# The beginning of my play time



## anhoki (Jun 30, 2008)

A blend of pumpkin spice and banana nut cake...

I'll have more soon....


----------



## 7053joanne (Jun 30, 2008)

Wow!  You did a really great job.  It looks delicious!

Joanne


----------



## anhoki (Jun 30, 2008)

I'm about to do round two.


----------



## 7053joanne (Jun 30, 2008)

Same scent?  BTW your face bars look awesome.  I'm very jealous! :wink: 

joanne


----------



## Guest (Jun 30, 2008)

souns like it smells awesome..reall pumpkin in it?


----------



## anhoki (Jun 30, 2008)

Not this time.  I wanted to see how it smelled first.  Next batch will be all pumpkin for the liquid.


----------



## Guest (Jun 30, 2008)

i wanted to try that but i know it takes long for it to harden...


----------



## anhoki (Jun 30, 2008)

Nahhh...It all depends on your recipe.  I have one made with pumpkin and it hardened up nicely. BUT I did a 40% discount with it.  give it a shot and maybe we can trade a bar.


----------



## Lane (Jun 30, 2008)

Looks awesome! Mmmmmm.....


----------



## Guest (Jun 30, 2008)

i discount that much too, do you have a problem with burning the pumpkin at all?


----------



## anhoki (Jun 30, 2008)

I put it in the fridge and get it REALLY cold before I add the lye to it.  I haven't had it get too bad yet.  It does get hot but not scorch.  I will probably do an ice bath next batch though....


----------



## anhoki (Jun 30, 2008)

Pumpkin Banana Nut Cake  (CP)





Brown Sugar & Fig  (CPOP)


----------



## Soapmomma (Jun 30, 2008)

Oh my goodness! I just wanna take a bite outta those!   I bet they smell wonderful.


----------



## WhiteLyeSoapCo (Jul 1, 2008)

My "pumpkin butter" soap hardened great and i used real pumpkin puree.

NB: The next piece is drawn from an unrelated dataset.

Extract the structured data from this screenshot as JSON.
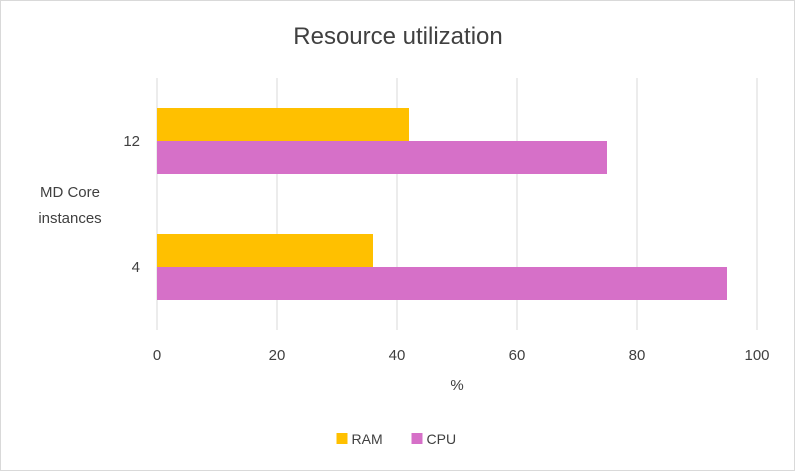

http://www.whitelyesoap.com/t/PC240061.JPG


----------



## anhoki (Jul 1, 2008)

They're great.  I love soap with pumpkin puree in it.


----------



## WhiteLyeSoapCo (Jul 1, 2008)

aaahh me to and it is so great for your skin.


----------



## Godiva (Jul 1, 2008)

they look scrumptious!


----------



## digit (Jul 2, 2008)

Wonderful and creamy looking!

Digit


----------



## beadella (Jul 2, 2008)

DEEEEEEEEEEEELISH!!!!!!!!


----------



## brian0523 (Jul 4, 2008)

*Help*

Can anyone give advice as to how I would incorporate pumpkin puree into a 2 pound recipe?

Would appreciate it.


----------



## beadella (Jul 4, 2008)

I have yet to make bar one of soap, (still in the process of collecting the stuff), but I have done a bit of study and my best guess is that you would sub part of the water/liquid that you mix with the lye for the pumpkin puree.

For example, 10 oz. liquid = 5 oz. water + 5 oz. pumpkin mush....

On the other hand, consider the sourse, not exactly an expert!!


----------